The Daily EURUSD chart

- EURUSD traded lower early in the week, but there was no follow-through selling. The market then traded higher on Wednesday, although the follow-through buying was limited as well.
- Last week, we said traders would watch whether bears could create a retest of the June 24 low, followed by a strong breakout below the trading range, or whether the market would stall around the trading range low or the June 24 low instead.
- Bears view the current move as a pullback forming a wedge bear flag (June 26, July 2, and July 15) and a double top bear flag (July 2 and July 15).
- Bears want a retest of the June 24 low, followed by a strong breakout and a measured move based on the height of the trading range.
- Bears want the 20-day EMA or the bear trend line to act as resistance.
- If the market trades higher, bears want the June 15 high to act as resistance, forming a lower high and a large double top bear flag.
- Bears need consecutive bear bars closing near their lows and breaking decisively below the low of the trading range to increase the odds of a successful breakout.
- Bulls view the recent move (June 24) as a bear leg testing the low of the trading range.
- Bulls want a failed breakout, followed by a bull leg to retest the high of the range.
- Bulls want a reversal from a large wedge bull flag (November 5, March 13, and June 24), a parabolic wedge (May 21, June 8, and June 24), and a trend channel line overshoot (June 24).

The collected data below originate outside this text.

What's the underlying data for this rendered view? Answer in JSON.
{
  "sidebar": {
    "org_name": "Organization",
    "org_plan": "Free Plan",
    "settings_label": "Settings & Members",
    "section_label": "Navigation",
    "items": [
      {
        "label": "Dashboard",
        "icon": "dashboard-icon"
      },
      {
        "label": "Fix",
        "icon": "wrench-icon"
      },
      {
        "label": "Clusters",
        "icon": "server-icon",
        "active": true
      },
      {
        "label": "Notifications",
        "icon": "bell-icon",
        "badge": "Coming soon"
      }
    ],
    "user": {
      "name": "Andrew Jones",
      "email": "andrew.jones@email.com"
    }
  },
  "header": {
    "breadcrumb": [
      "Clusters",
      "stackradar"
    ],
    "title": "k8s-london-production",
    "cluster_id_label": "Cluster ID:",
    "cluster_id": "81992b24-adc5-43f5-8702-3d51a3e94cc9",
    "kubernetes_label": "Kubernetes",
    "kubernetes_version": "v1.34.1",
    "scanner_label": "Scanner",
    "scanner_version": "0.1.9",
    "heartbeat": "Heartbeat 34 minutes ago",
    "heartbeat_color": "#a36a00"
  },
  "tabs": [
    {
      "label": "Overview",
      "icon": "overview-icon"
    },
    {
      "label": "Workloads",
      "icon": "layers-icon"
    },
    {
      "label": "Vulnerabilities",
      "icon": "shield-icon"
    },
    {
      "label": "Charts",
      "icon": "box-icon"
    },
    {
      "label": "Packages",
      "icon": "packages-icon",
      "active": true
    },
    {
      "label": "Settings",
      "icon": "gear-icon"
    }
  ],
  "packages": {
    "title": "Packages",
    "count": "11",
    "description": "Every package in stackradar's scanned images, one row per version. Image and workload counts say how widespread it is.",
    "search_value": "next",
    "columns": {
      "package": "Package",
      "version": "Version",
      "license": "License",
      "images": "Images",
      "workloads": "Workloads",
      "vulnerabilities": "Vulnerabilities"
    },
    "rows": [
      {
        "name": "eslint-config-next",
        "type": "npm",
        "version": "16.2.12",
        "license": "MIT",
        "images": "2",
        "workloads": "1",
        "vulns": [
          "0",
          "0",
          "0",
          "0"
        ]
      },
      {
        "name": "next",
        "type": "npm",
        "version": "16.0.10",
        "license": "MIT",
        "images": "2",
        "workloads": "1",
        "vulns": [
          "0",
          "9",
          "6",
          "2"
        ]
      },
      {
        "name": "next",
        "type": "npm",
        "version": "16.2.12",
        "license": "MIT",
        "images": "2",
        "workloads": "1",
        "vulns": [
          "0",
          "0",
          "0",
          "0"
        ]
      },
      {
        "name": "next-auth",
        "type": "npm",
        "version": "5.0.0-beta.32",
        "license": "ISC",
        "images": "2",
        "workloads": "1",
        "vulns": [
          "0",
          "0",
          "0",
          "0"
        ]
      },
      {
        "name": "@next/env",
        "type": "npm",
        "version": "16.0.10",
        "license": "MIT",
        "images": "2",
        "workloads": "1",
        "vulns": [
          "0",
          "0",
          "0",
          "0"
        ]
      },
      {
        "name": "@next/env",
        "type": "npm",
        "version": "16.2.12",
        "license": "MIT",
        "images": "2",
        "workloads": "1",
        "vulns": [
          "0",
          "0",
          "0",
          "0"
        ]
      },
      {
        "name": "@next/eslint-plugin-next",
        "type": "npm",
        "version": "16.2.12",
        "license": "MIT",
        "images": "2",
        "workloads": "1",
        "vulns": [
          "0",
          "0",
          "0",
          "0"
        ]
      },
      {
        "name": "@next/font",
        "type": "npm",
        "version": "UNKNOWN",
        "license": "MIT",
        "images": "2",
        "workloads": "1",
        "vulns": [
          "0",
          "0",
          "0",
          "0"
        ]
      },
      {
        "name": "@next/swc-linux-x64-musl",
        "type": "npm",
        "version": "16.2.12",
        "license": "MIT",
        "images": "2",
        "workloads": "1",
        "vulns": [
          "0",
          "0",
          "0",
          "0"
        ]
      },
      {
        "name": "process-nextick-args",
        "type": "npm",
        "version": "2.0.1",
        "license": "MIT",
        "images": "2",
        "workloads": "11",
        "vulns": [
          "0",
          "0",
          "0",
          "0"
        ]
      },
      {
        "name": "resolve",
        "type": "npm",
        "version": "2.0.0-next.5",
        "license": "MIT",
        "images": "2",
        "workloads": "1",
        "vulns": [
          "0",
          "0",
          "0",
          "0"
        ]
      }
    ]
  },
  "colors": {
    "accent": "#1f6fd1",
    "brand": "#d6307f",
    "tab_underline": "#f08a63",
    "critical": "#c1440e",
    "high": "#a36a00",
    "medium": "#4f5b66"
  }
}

- Bulls want the low of the trading range to hold as support.
- If the market trades lower, bulls will view it as a retest of the June 24 low and want the move to be weak and sideways, with overlapping candlesticks and prominent lower tails, forming a double bottom and a higher or lower low major trend reversal.
- Bulls need consecutive strong bull bars trading far above the 20-day EMA and the bear trend line to demonstrate control.

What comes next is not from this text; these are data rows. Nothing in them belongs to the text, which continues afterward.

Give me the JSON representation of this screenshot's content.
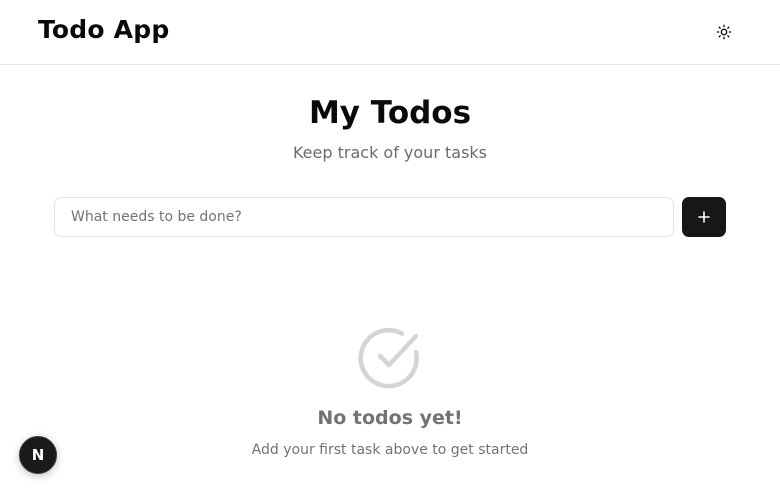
{
  "header": {
    "app_title": "Todo App",
    "theme_toggle_icon": "sun-icon"
  },
  "main": {
    "title": "My Todos",
    "subtitle": "Keep track of your tasks",
    "input": {
      "placeholder": "What needs to be done?",
      "value": ""
    },
    "add_button_icon": "plus-icon",
    "add_button_label": "+",
    "empty_state": {
      "icon": "check-circle-icon",
      "title": "No todos yet!",
      "message": "Add your first task above to get started"
    }
  },
  "dev_badge": {
    "label": "N",
    "icon": "nextjs-logo-icon"
  },
  "colors": {
    "accent": "#171717",
    "muted_text": "#737373",
    "border": "#e5e5e5",
    "icon_gray": "#d4d4d4"
  }
}
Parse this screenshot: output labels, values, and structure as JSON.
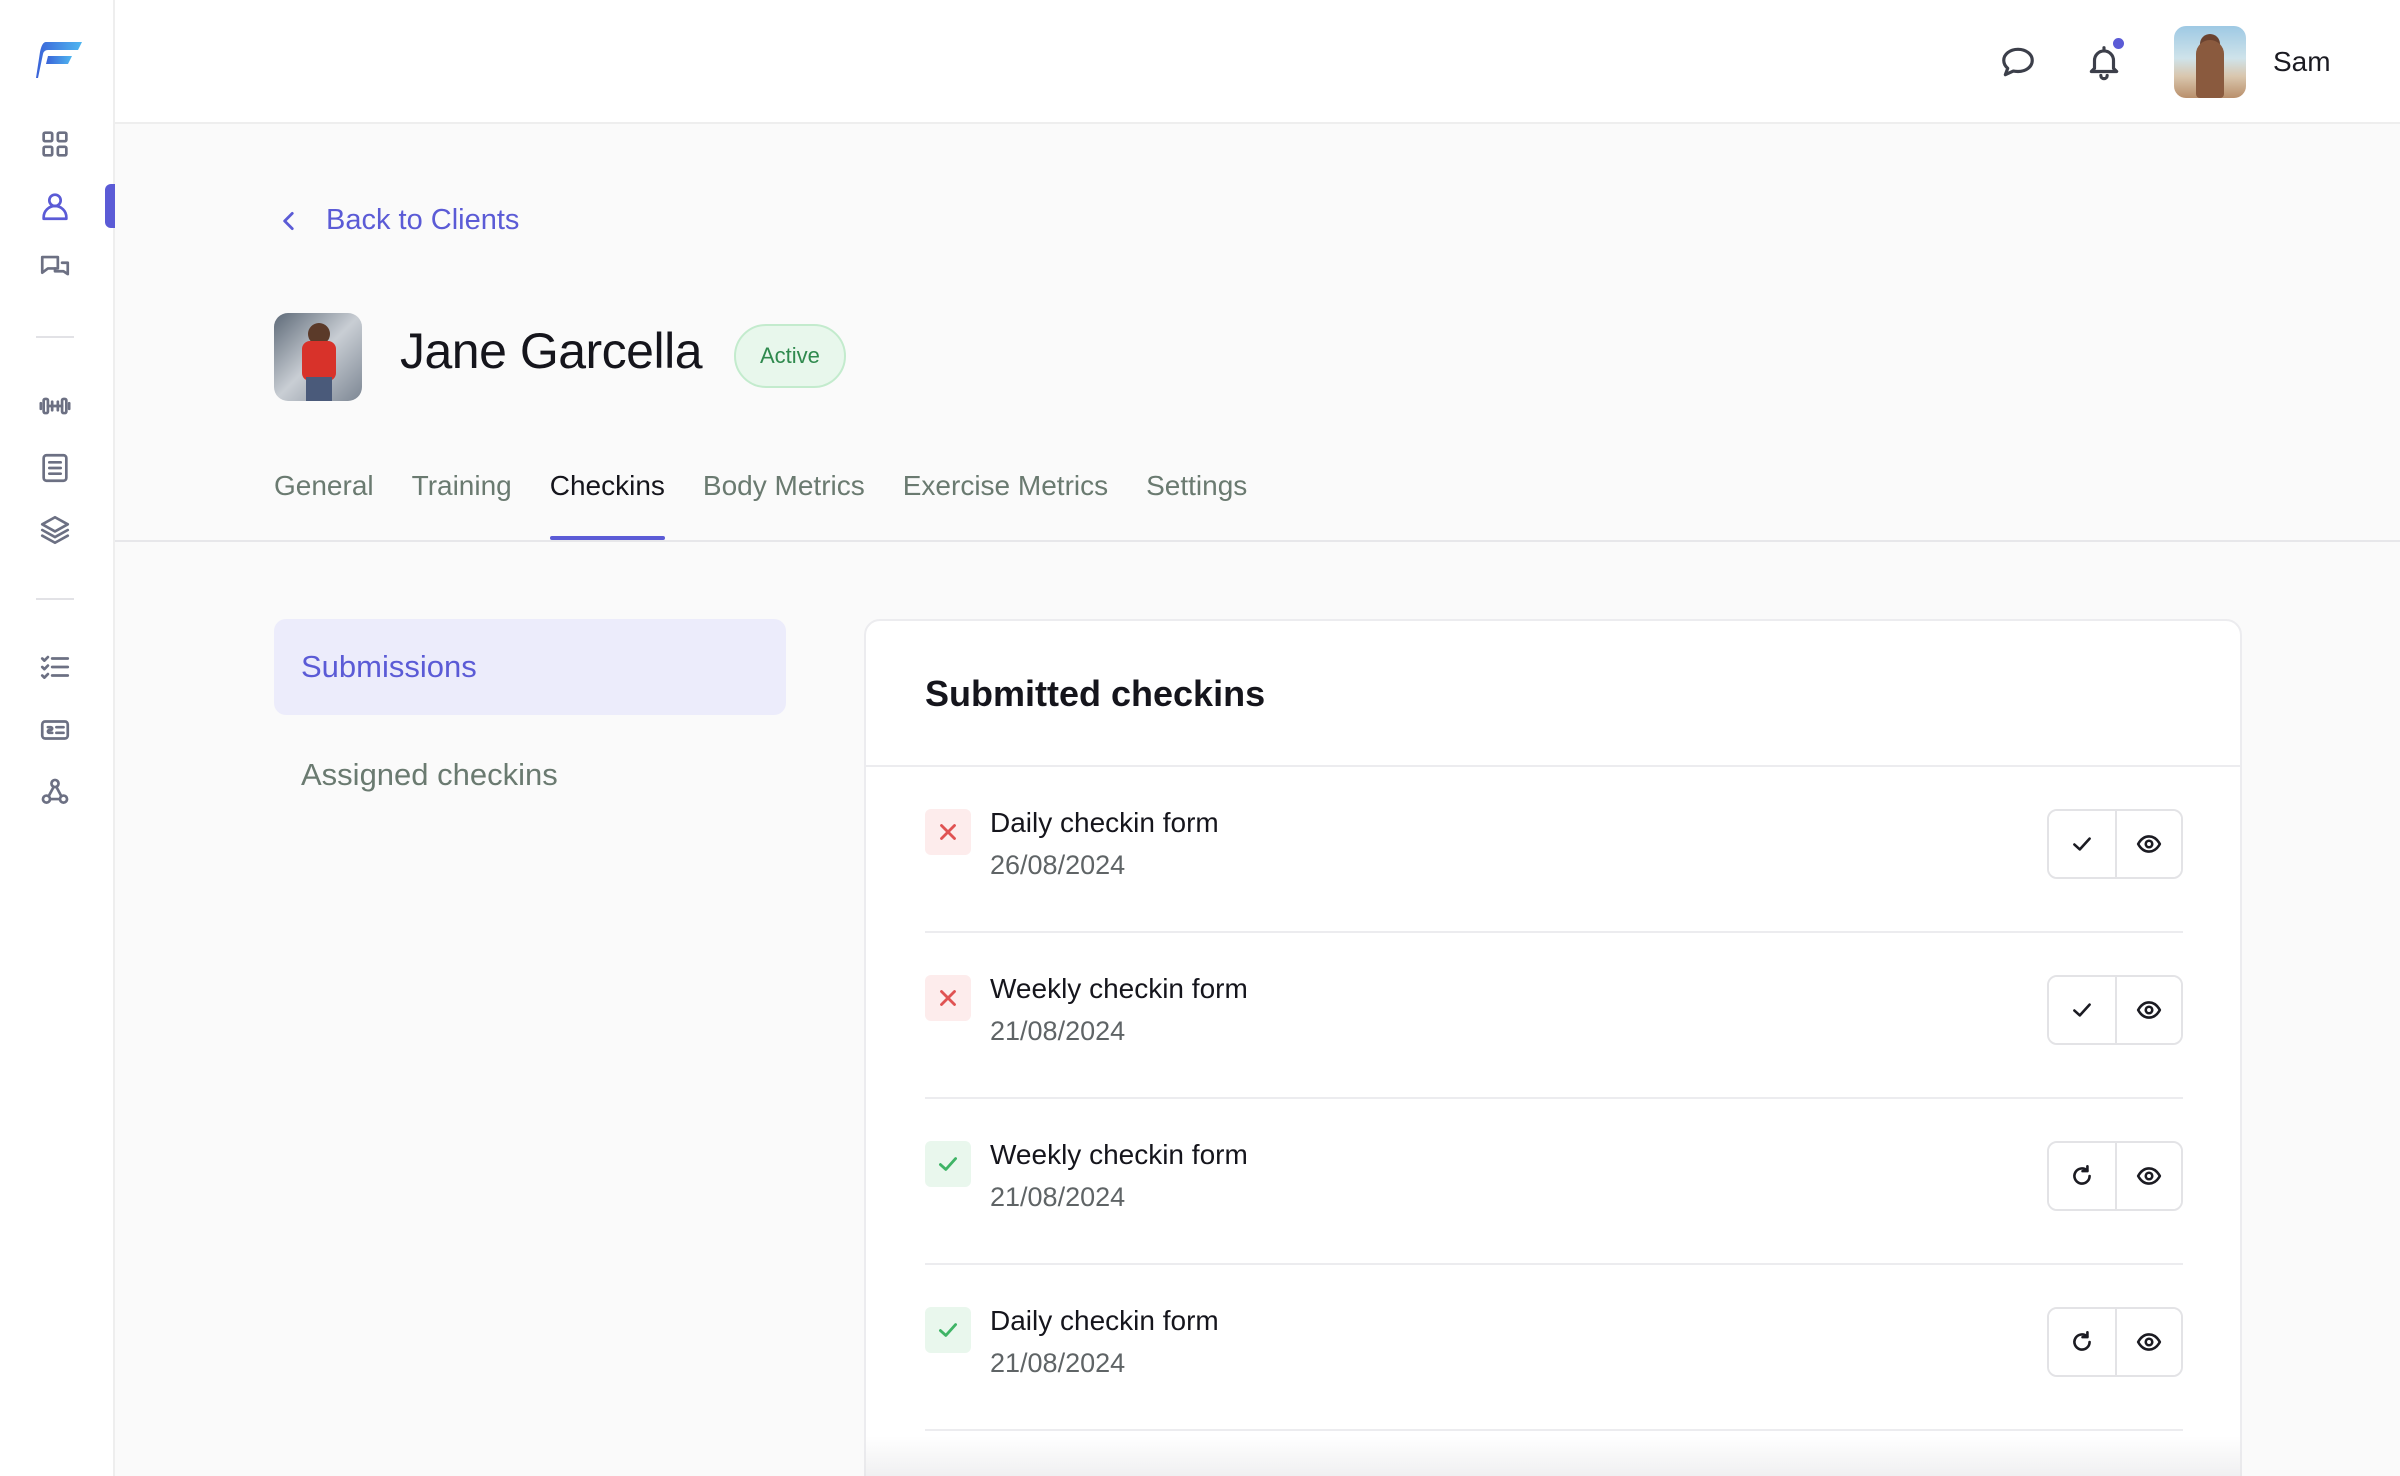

- The market broke below the trading range, followed by a pullback that tested the 20-day EMA over the last three weeks.
- Traders will watch whether bears can create a retest of the June 24 low, followed by a strong breakout below the trading range.

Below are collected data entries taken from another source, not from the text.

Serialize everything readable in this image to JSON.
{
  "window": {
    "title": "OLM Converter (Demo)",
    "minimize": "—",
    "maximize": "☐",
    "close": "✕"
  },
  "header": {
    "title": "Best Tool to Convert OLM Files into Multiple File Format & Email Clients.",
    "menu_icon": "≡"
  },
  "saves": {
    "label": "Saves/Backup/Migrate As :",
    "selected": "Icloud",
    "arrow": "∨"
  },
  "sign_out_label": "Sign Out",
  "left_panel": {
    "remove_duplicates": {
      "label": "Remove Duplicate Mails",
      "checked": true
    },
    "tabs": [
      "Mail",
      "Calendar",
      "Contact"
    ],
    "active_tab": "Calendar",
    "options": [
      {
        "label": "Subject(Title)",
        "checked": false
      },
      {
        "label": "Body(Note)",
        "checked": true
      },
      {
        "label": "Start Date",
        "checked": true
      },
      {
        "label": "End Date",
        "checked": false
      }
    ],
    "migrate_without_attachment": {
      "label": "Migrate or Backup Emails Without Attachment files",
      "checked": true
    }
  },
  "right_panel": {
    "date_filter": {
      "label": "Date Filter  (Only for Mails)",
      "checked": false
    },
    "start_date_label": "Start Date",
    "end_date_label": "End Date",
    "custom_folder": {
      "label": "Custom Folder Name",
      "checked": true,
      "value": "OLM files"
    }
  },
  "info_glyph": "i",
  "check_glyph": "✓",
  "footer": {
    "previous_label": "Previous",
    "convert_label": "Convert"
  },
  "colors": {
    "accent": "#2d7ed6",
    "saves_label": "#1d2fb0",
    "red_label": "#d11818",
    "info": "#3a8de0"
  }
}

- Traders will also watch whether the market stalls around the trading range low or the June 24 low instead. If the retest of the June 24 low is weak and remains sideways for a couple of weeks rather than breaking decisively lower, the odds of a move higher will increase.
- Markets have inertia and tend to continue doing what they have been doing. About 80% of breakout attempts fail.
- Until there is a strong breakout with sustained follow-through, traders may continue to Buy Low, Sell High (BLSH), buying near the lower third and selling near the upper third of the range.
- The middle of the range is an area of balance and often acts as a magnet.